SEATTLE -- Seattle Mayor Ed Murray’s executive order requiring all Seattle bicycle patrol officers to be equipped with body cameras began on July 22nd.
“Body cameras improve behavior and de-escalation on both sides of the camera,” said Mayor Murray. “We have taken far too long to fully implement the body camera program due to legislative gridlock—it is past time to move forward. This order will get cameras on officers on the street, so we know what happens during interactions with the public. This level of accountability is good for both officers and the public, and will help build trust in a time where the community, particularly the African American community, is hurting,” said Murray.
A member of the African American community, Frances Bowman says the body cameras are a welcome step into healing the relationship between police and the community.
“I think it’ll give the community some comfort. There are too many people that are dying and not enough being done about it, and with the transparency of the body cameras we will be able to at least know what we’re dealing with and then move forward,” said Bowman.
Murray says the body cameras will help hold police officers accountable and provide a public record for the community.
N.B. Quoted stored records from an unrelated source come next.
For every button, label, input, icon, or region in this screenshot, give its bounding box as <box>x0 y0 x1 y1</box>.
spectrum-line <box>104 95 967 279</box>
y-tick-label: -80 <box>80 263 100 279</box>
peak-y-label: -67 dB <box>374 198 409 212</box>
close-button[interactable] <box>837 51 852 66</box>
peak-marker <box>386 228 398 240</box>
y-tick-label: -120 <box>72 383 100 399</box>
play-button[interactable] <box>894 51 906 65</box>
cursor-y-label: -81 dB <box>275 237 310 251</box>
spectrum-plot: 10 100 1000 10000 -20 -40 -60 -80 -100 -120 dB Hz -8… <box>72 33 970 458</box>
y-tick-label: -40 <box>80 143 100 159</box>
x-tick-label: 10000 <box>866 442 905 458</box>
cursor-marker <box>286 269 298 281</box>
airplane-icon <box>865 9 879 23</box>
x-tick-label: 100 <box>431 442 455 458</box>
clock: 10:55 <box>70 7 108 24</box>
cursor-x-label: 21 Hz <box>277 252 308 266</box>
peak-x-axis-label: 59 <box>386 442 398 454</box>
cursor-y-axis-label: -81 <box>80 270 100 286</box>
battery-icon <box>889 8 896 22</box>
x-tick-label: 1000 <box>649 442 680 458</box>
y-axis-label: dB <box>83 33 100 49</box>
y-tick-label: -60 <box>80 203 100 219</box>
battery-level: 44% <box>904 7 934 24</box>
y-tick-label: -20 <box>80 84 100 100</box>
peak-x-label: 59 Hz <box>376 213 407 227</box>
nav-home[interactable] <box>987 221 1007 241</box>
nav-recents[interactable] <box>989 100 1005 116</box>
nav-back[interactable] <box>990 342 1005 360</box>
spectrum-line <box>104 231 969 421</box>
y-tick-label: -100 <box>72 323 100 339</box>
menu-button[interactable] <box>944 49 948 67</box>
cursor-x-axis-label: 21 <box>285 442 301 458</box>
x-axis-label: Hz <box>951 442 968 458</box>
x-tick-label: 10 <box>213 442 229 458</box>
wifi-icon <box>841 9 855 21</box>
“We can no longer depress Seattle of this important tool to create a more detailed record of what happens during critical instances,” said Murray.
But for the vice president of the Seattle Police Officer’s Guild, sergeant Richard O’Neil, he says body cameras would not have prevented the death of Charleena Lyles in June 2017 when she was shot by Seattle Police officers in her apartment.
In an op-ed piece O’Neil writes in part, “Body cameras would not have prevented, assisted, or hindered that incident. Body cameras are not the end all be all as they are being portrayed by some,” says O’Neil.
Many Seattleites don’t see a downside to body cameras.
“Everyone should be held accountable for how they treat each other, for how they perceive each other and the actions they put against each other,” said David Skenes who is in support of body cameras on Seattle Police Officers.
“I like that our interaction is completely recorded, there’s no reason for him to be able to say I did something, or for me to say I did something,” said Ryan Linder, a Seattleite also in support of body cameras on officers.
Mayor Murray’s executive order adds Seattle to a list of major cities like Oakland, Denver, Atlanta, Washington, D.C. and Detroit, and localities like Spokane that currently have cameras on officers.
The Seattle west precinct serves the Downtown Business District, Waterfront, International District, Pioneer Square, Belltown, Queen Anne, West Edge, SoDo, Westlake, Eastlake, Seattle Center, Denny Triangle, Magnolia, South Lake Union.